CHOOSE BREAKFAST ALL DAY
If breakfast is available all day, you might want to turn your attention there. You can usually find healthy options like oatmeal or an egg sandwich. Start with plain oatmeal (toppings on the side!) and steer clear of dumping a bunch of sugar in it. Stick with fresh fruit and toasted nuts and for a creamy treat, add a dash of half and half or stir in some milk.

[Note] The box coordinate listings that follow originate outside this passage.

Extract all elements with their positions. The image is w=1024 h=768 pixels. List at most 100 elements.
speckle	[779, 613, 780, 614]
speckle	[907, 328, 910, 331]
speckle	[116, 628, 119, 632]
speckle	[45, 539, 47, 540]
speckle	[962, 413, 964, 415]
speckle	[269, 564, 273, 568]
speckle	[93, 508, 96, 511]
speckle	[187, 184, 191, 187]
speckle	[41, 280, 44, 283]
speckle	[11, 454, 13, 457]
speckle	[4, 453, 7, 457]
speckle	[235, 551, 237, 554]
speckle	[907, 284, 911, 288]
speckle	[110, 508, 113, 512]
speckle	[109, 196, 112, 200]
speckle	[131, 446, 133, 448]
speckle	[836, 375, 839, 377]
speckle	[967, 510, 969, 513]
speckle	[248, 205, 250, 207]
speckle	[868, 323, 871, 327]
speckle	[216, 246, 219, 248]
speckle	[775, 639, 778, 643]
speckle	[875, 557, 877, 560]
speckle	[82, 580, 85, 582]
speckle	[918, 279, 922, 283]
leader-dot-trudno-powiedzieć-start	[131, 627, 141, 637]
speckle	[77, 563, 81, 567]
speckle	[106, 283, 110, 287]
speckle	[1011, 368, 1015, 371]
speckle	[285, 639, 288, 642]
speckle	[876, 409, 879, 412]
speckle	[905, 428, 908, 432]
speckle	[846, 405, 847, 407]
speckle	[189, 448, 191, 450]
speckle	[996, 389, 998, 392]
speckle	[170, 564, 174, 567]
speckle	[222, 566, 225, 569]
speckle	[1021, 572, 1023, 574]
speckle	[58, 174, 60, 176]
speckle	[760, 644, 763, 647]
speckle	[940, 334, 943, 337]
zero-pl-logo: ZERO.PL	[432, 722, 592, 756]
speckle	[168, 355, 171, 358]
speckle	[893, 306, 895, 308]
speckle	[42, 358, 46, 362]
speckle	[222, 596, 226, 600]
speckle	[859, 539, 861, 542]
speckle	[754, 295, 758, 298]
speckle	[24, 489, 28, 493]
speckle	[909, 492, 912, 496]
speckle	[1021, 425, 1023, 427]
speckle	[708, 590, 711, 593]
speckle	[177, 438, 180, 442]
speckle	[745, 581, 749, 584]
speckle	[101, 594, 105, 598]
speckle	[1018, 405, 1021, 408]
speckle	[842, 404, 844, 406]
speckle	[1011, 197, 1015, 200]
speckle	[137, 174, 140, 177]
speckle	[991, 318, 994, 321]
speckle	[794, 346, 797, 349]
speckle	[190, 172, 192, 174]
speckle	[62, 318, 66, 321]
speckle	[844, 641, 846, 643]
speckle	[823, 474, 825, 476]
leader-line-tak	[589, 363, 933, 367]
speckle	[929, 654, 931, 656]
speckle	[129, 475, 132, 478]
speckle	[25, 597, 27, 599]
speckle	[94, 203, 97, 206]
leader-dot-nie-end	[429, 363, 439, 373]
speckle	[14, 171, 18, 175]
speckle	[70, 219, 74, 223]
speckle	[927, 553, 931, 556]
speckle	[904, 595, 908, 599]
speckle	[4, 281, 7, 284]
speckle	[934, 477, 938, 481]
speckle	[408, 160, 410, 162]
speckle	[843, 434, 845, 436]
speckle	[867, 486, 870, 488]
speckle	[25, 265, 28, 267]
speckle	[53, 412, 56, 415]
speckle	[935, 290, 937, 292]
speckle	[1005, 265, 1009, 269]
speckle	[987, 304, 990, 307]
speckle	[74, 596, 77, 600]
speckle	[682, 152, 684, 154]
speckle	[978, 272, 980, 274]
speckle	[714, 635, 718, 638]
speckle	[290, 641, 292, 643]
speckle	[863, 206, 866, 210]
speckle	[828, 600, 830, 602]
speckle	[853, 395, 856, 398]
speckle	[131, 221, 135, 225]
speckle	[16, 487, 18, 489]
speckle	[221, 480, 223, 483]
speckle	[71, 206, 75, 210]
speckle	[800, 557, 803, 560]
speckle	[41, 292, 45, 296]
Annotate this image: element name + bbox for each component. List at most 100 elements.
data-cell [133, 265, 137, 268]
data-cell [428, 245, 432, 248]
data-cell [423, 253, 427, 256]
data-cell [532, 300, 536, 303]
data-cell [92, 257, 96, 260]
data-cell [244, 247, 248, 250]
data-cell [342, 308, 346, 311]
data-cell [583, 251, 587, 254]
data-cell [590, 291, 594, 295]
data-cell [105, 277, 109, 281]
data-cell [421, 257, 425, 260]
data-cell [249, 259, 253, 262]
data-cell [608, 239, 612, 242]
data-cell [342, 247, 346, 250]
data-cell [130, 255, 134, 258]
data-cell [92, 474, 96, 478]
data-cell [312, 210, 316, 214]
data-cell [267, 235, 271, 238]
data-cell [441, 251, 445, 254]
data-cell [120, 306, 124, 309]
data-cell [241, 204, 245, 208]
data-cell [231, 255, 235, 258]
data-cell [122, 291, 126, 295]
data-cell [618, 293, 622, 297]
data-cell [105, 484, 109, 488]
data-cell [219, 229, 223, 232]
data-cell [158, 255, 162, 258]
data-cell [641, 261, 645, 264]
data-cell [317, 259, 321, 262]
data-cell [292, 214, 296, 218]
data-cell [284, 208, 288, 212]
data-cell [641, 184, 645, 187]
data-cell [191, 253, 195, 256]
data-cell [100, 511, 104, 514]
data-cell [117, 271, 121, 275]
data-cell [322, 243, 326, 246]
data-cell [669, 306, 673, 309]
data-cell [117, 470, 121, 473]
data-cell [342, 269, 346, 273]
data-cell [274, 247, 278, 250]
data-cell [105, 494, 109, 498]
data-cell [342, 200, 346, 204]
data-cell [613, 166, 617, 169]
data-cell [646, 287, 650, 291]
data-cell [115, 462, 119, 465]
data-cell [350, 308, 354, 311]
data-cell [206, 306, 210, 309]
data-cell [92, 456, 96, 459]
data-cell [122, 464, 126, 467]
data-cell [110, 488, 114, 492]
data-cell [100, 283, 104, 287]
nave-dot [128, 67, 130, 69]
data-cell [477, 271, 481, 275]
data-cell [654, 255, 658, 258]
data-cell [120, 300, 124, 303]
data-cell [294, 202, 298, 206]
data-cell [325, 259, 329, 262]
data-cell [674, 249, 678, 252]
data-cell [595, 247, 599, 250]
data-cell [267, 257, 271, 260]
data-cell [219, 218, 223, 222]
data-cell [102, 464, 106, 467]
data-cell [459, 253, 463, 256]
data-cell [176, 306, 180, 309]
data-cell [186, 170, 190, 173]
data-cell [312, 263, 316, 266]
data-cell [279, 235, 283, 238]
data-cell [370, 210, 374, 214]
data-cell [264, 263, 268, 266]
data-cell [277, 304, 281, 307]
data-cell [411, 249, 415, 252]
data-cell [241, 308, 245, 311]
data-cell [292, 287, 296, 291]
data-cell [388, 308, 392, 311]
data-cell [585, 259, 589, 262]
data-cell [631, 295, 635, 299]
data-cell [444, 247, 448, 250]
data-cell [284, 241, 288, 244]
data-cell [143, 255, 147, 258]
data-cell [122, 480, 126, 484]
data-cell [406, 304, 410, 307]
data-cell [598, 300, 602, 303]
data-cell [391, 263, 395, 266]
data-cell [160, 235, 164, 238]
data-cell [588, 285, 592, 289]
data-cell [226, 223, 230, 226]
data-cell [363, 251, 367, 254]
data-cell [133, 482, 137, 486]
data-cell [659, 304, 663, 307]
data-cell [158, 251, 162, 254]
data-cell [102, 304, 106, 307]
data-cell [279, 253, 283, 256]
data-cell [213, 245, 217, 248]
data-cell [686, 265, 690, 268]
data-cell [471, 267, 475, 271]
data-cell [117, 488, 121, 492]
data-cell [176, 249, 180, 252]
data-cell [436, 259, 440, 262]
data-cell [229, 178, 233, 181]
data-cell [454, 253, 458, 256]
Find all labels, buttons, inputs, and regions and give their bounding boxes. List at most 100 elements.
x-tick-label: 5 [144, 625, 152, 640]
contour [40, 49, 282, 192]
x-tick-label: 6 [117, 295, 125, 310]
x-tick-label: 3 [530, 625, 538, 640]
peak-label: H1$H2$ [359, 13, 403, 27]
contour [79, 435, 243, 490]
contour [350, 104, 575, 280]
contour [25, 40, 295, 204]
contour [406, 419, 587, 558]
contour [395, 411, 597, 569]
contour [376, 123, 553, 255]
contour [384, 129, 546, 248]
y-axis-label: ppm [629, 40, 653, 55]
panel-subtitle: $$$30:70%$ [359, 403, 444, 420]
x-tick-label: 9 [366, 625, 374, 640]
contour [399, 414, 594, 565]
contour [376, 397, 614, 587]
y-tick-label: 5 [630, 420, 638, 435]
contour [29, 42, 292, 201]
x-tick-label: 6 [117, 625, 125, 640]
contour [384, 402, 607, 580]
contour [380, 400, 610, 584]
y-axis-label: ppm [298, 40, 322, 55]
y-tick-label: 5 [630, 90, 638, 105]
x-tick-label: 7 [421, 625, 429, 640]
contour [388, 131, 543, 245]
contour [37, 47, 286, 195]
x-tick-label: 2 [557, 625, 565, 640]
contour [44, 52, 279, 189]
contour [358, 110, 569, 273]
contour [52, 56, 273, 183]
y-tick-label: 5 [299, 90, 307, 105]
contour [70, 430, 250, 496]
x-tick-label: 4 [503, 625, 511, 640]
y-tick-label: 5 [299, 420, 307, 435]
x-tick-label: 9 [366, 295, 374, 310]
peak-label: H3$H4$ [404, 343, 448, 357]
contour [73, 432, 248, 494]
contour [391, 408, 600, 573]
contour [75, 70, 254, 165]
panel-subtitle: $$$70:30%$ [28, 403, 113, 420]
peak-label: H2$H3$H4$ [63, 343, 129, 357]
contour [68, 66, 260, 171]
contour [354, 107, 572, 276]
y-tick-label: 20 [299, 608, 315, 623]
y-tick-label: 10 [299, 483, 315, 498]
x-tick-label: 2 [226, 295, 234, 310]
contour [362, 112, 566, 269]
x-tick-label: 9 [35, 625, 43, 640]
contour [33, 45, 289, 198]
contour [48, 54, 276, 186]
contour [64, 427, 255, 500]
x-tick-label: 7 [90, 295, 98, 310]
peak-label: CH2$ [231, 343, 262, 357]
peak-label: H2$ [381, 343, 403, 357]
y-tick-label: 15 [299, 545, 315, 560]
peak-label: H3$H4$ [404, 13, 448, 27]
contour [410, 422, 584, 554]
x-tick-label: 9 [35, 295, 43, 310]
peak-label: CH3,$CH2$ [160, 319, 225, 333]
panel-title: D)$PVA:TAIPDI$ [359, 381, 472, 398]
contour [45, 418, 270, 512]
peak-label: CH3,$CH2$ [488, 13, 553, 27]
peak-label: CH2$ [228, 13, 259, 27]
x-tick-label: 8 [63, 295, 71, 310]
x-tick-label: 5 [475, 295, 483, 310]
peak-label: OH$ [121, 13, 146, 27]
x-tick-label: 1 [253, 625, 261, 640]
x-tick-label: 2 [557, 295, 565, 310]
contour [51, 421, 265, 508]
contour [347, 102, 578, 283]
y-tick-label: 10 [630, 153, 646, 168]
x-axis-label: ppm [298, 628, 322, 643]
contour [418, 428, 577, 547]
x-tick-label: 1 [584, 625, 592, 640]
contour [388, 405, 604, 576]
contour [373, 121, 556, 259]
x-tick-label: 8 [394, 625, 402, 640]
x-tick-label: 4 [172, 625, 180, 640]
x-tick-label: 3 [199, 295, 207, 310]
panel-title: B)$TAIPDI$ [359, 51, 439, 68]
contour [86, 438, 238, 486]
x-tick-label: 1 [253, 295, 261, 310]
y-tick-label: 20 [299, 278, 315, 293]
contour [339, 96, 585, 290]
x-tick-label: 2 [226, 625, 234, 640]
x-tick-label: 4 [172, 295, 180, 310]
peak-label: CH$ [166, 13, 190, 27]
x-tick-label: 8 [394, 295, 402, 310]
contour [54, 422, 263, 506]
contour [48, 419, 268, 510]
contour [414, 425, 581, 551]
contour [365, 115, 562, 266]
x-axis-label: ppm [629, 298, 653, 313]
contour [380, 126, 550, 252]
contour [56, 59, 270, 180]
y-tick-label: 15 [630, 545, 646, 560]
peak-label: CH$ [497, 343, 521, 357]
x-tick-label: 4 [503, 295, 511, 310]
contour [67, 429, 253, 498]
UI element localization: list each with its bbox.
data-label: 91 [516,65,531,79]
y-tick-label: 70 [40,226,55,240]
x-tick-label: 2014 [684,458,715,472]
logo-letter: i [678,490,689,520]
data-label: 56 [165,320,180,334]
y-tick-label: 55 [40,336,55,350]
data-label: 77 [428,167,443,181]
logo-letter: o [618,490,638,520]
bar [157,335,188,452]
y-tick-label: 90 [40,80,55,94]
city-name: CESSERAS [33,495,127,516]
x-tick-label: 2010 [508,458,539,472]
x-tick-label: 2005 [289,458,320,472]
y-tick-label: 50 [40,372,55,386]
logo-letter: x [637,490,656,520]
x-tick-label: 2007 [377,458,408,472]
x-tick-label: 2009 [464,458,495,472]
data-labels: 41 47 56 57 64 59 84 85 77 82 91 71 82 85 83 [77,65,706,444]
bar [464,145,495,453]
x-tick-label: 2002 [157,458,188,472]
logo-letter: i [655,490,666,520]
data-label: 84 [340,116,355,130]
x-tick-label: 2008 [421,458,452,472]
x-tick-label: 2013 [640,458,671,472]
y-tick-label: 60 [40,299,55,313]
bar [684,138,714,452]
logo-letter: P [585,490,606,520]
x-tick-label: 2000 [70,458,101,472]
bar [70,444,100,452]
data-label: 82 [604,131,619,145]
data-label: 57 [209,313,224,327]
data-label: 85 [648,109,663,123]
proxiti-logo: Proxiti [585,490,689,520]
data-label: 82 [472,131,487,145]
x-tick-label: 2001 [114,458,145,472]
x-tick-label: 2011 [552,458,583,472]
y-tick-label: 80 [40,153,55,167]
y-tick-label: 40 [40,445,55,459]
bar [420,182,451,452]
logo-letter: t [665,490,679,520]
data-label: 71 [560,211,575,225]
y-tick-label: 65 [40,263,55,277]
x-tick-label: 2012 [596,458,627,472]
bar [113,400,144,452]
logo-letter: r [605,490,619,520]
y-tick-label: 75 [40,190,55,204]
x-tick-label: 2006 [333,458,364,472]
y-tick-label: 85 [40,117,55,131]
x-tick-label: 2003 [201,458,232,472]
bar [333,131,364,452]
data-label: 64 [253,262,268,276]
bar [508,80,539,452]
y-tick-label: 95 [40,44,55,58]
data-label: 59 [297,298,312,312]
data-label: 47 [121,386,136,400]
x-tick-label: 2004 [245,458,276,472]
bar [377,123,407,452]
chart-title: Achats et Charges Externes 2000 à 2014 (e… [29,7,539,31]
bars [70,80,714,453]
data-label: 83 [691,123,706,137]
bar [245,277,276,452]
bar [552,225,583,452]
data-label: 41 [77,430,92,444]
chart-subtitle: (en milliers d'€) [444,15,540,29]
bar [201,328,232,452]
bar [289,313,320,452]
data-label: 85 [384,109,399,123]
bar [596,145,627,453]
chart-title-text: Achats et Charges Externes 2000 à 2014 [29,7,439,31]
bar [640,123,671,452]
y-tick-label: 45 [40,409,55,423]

Egg sandwiches are usually more portion-controlled than hamburgers or other sandwiches on the dinner menu, so they’re a great option if you need something handheld. Steer clear of the greasy sausage and keep it simple with just egg and cheese, then ask for lettuce and tomato on top, too.
GET SIDE SMART
Sometimes a not-so-great side dish can ruin a healthy(ish) entree. If fresh fruit or a side salad is an option, choose that. Side salads add fiber and aren’t usually loaded with toppings (plus you’ll use less dressing). A baked potato is another great option, but remember to hold the sour cream and butter (opt instead for a sprinkle of cheese and salsa). Soup is a great side as well, especially if you can find black bean, tomato, or a broth-based option.
If you simply can’t resist the french fries (we’ve all been there), order the smallest size possible and eat them after you’ve finished your main entree. This way they’ll be a little less hot and enticing and you’ll be full, so you’re less likely to finish them.
Some fast food restaurants have nutrition facts listed on the menu, which makesit easier for you to spot healthier choices and calorie bombs. Ask for nutrition information if you don’t see any - most restaurants either have a brochure available or have it posted on their website. Choose items with the least amount of fat first. Why fat? If an option is high in fat at a fast food place, it’s likely not coming from heart healthy fats like avocado. Fast food places are known for using refined oils and trans fats. Choosing lower fat options also means less calories!